A light glowed in the kitchen window, bright as a beacon, another up in the high tower—Darlington’s bedroom. She remembered his body curled against hers, the cloudy panes of the narrow window, the sea of black branches below, the dark woods separating Black Elm from the world outside.

Hurriedly, Alex turned off the headlights and the engine. If someone was here, if something was here, she didn’t want to scare it away.

Her boots on the gravel drive sounded impossibly loud but she wasn’t sneaking—no, she wasn’t sneaking; she was just walking up to the kitchen door. She had the keys in her hand. She was welcome here.

It could be his mom or dad, she told herself. She didn’t know much about Darlington’s family, but he had to have one. Another relative. Someone else Sandow had hired to look after the place when Dawes was busy.

All of those things were more likely, but … He’s here, her heart insisted, pounding so hard in her chest she had to pause at the door, make herself breathe more steadily. He’s here. The thought pulled her along like a child who had hold of her sleeve.

She peered in through the window, safe in the dark. The kitchen was all warm wood and patterned blue tiles—the tiles are Delft—a big brick hearth and copper pots gleaming from their hooks. Mail was stacked on the kitchen island, as if someone had been in the middle of sorting it. He’s here.

Alex thought of knocking, fumbled with the keys instead. The second one turned in the lock. She entered, gently shut the door behind her. The merry light of the kitchen was warm, welcoming, reflected back in flat copper pans, caught in the creamy green enamel of the stove that someone had installed in the fifties.

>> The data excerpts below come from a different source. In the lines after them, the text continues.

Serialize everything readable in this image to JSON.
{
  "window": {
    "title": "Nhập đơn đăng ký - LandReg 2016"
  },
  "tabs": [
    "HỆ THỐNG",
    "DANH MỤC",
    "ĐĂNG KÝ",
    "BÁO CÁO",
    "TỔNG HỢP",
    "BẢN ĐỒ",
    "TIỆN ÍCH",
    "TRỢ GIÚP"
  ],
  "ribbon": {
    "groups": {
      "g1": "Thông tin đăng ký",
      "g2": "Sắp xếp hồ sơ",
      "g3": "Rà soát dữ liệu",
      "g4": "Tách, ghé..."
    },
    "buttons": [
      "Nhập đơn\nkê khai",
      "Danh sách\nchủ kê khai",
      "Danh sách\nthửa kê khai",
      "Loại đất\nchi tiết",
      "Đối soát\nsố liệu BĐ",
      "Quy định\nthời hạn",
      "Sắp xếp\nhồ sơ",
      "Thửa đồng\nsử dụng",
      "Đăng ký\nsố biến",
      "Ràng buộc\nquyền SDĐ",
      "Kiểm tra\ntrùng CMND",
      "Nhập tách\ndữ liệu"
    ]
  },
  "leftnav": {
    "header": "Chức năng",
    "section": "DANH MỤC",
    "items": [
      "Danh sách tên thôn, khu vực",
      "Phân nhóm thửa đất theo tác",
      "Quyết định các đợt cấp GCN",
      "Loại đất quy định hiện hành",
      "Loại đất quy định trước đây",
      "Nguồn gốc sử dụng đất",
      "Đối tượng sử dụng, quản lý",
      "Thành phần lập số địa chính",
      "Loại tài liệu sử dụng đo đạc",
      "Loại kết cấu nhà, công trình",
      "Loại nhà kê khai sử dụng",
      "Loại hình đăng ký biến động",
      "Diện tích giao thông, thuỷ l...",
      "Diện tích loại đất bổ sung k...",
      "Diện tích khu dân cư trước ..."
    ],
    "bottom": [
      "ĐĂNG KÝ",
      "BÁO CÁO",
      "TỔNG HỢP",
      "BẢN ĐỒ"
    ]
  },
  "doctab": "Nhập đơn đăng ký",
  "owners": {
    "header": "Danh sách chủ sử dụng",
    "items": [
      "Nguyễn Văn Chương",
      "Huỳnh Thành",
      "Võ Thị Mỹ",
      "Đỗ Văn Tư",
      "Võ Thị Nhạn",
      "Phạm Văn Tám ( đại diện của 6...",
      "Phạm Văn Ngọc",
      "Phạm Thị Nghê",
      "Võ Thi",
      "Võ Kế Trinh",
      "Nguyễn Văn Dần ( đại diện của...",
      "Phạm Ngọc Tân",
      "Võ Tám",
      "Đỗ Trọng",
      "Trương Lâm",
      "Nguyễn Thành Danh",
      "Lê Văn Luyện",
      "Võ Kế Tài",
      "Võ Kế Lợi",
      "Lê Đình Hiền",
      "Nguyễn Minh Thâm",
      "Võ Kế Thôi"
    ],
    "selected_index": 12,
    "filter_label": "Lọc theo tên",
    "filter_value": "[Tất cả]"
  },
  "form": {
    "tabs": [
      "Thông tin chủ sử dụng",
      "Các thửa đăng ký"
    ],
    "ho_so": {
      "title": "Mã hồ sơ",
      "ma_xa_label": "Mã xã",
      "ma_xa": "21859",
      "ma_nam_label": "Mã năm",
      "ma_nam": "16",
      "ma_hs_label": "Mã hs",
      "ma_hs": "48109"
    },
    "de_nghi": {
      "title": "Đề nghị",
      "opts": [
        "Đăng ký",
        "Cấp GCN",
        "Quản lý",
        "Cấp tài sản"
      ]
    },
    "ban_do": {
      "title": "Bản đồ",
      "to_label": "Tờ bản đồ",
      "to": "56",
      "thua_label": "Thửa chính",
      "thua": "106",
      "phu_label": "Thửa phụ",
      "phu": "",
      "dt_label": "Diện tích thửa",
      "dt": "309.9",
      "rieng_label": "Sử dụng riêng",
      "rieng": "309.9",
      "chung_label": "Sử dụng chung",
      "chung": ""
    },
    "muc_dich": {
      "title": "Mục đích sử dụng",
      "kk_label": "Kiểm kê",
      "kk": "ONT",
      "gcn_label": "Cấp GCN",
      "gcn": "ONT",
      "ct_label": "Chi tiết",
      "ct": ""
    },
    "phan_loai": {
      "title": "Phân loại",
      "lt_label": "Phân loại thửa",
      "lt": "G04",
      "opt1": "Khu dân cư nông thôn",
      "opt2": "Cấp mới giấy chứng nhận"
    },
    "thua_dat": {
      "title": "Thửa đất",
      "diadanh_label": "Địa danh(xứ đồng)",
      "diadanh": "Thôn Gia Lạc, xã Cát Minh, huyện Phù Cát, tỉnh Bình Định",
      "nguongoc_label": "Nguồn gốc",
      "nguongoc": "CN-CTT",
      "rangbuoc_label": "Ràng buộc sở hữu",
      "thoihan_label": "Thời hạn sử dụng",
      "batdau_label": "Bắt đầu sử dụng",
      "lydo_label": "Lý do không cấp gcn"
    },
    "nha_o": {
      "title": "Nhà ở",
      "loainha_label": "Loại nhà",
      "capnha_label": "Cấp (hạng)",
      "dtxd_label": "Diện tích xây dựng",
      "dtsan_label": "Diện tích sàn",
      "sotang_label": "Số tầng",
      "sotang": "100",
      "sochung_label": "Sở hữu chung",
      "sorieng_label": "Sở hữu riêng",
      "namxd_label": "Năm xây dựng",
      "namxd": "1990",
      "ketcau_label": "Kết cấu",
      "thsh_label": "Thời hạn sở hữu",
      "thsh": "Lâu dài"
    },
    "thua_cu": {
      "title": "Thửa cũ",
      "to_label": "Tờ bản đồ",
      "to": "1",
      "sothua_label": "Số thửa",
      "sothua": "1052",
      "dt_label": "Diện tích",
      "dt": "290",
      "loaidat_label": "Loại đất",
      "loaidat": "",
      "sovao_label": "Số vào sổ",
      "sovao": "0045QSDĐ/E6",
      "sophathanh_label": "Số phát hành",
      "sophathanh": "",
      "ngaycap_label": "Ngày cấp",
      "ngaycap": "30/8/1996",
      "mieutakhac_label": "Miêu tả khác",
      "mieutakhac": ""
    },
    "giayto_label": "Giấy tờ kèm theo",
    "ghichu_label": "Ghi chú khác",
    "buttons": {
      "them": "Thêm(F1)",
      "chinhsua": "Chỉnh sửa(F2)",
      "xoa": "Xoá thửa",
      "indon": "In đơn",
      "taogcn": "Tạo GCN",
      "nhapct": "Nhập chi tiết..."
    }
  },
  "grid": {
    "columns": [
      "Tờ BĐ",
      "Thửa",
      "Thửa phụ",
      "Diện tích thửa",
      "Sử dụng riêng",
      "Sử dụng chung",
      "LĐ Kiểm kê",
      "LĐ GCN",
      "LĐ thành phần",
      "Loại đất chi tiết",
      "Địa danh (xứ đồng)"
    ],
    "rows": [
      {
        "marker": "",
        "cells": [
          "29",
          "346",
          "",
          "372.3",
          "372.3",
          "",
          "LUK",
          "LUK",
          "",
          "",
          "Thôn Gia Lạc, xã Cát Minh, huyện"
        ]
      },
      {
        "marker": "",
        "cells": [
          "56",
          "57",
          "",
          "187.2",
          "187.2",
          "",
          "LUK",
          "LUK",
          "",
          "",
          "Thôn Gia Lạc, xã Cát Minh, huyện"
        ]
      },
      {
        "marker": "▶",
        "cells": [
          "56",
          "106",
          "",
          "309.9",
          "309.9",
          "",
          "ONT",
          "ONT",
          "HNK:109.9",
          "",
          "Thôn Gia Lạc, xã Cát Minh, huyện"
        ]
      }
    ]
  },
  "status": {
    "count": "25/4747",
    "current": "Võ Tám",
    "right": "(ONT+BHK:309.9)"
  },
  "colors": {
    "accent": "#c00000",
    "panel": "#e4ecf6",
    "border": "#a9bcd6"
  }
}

“Hello?” she said, her voice a breath.

The sound of the keys dropping onto the counter made an unexpectedly loud jangle. Alex stood guiltily in the middle of the kitchen, waiting for someone to chastise her, maybe even the house. But this was not the mansion on Orange with its hopeful creaks and disapproving sighs. Darlington had been the life of this place, and without him the house felt huge and empty, a shipwreck hull.

Ever since that night at Rosenfeld Hall, Alex would catch herself hoping that maybe this was all a test, one given to every Lethe House apprentice, and that Dawes and Sandow and Turner were all in on it. Darlington was in his third-floor bedroom hiding out right now. He’d heard the car in the driveway. He’d raced up the stairs and was huddling there, in the dark, waiting for her to leave. The murder could be part of it too. There was no dead girl. Tara

Hutchins would come waltzing down the stairs herself when this was all over. They just had to be sure Alex could handle something serious on her own.

It was absurd. Even so, that voice persisted: He’s here.

Sandow had said he might still be alive, that they could bring him back. He’d said all they needed was a new moon, the right magic, and everything would be the way it had been before. But maybe Darlington had found his own way back. He could do anything. He could do this.

She drifted farther into the house. The lights from the driveway cast a yellowy dimness over the rooms—the butler’s pantry, with its white cupboards full of dishes and glasses; the big walk-in freezer, with its metal door so like the one at the morgue; the formal dining room, with its mirror- shine table like a dark lake in a silent glade; and then the vast living room, with its big black window looking out over the dim shapes of the garden, the humps of hedges and skeletal trees. There was another, smaller room off the main living room, full of big couches, a TV, gaming consoles. Len would have wet himself over the size of the screen. It was very much a room he would have loved, maybe the only thing he and Darlington had in common. Well, not the only thing.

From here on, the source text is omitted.